Figlia immacolata, madre vergine, modello di obbedienza a Dio.
Islam e cristianesimo raramente si incontrano così in profondità come su di lei.
In un’epoca di muri e sospetti, Maria è linguaggio condiviso, terreno sacro che non appartiene a un popolo soltanto.
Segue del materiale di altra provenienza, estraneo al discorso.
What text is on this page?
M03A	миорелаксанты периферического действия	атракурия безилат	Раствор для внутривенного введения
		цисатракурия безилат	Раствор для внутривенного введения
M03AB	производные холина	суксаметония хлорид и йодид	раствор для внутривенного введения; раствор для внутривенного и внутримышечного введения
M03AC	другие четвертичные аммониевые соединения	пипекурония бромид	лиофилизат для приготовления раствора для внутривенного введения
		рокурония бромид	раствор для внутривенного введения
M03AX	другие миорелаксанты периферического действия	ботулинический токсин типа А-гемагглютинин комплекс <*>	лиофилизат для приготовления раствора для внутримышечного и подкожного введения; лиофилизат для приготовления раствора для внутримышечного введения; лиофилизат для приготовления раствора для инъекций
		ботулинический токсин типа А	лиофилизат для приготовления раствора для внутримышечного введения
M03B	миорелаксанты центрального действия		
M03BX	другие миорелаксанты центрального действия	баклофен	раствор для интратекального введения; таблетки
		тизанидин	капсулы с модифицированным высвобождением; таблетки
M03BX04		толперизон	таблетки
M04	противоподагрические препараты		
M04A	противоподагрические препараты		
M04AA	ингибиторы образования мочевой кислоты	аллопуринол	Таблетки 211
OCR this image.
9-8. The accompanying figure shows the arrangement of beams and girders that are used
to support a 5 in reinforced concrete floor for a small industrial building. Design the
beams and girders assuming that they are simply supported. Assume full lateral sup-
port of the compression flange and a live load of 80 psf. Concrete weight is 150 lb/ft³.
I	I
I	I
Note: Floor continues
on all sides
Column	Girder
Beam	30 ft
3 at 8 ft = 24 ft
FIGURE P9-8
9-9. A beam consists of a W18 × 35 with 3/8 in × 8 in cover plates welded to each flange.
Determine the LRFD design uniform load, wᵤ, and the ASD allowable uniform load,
È la donna che unisce: credenti d’Oriente e d’Occidente, cristiani, musulmani, uomini e donne assetati di pace.
Un santuario urbano a trenta metri sotto terr
Chi scende in quella stazione racconta un percorso quasi liturgico.
Scritte di benedizione in persiano, arabo, armeno e inglese: quattro alfabeti, un unico Dio.
Architetture che evocano archi sacri.
Toni celesti che rimandano all’iconografia mariana.
E poi, la sala principale, con una volta luminosa come un cielo stellato.
Da una parte un bassorilievo di Gesù che cammina sulle acque — secondo una narrazione coranica — accostato a versi della poesia persiana, dove fede e cultura si sfiorano.
Di fronte, Maria tra tulipani: fiori che in Iran si offrono alle figure più venerate.
Le palpebre chiuse, come in alcune antiche icone:
non per sottrarsi allo sguardo, ma per innamorare il cuore prima degli occhi.
Il significato spirituale: Dio entra nei nostri tragitti
È suggestivo che questo avvenga non in una basilica, ma in una metropolitana.
Là dove corrono ansie, ritardi, vite frenetiche, Maria entra come sospensione.
Un invito alla pace nel cuore di una città complessa, in una regione attraversata da tensioni religiose e politiche.
Un segno che dice: Dio non abita solo i santuari, ma viene incontro nei luoghi della vita quotidiana, persino nel rumore e nel cemento.
Come se Teheran ricordasse al mondo che il sacro non teme la terra, e la grazia può posarsi perfino su un binario.
Un gesto fragile, ma reale
In Iran non c’è piena libertà religiosa; i cristiani vivono spesso nel margine, pur essendo rispettati come “gente del Libro”. Per questo l’evento non è un traguardo politico, ma un seme piantato nel terreno dell’incontro.
Un piccolo segno, certo. Ma i segni — quelli veri — non gridano: maturano in silenzio.
In quell’immagine, la fede si insinua tra i passi affrettati, la pace si insinua tra i pensieri, e Maria torna a essere ciò che è sempre stata:
ponte, casa, madre di chi spera.
Una lezione per tutti
In un tempo in cui troppi alzano i toni e armano le parole, questo bassorilievo sotterraneo parla con la voce di Maria:
non divide, non impone. Propone. Apre. Raccoglie.
In Oriente e in Occidente, Maria ricorda che le religioni non sono bandiere da usare contro l’altro, ma porte da aprire insieme.
Là dove gli Stati litigano, una Madre mostra la via della pace.
Senza proclami. Senza rumore.
Come a Nazaret, tutto comincia ancora una volta nel silenzio.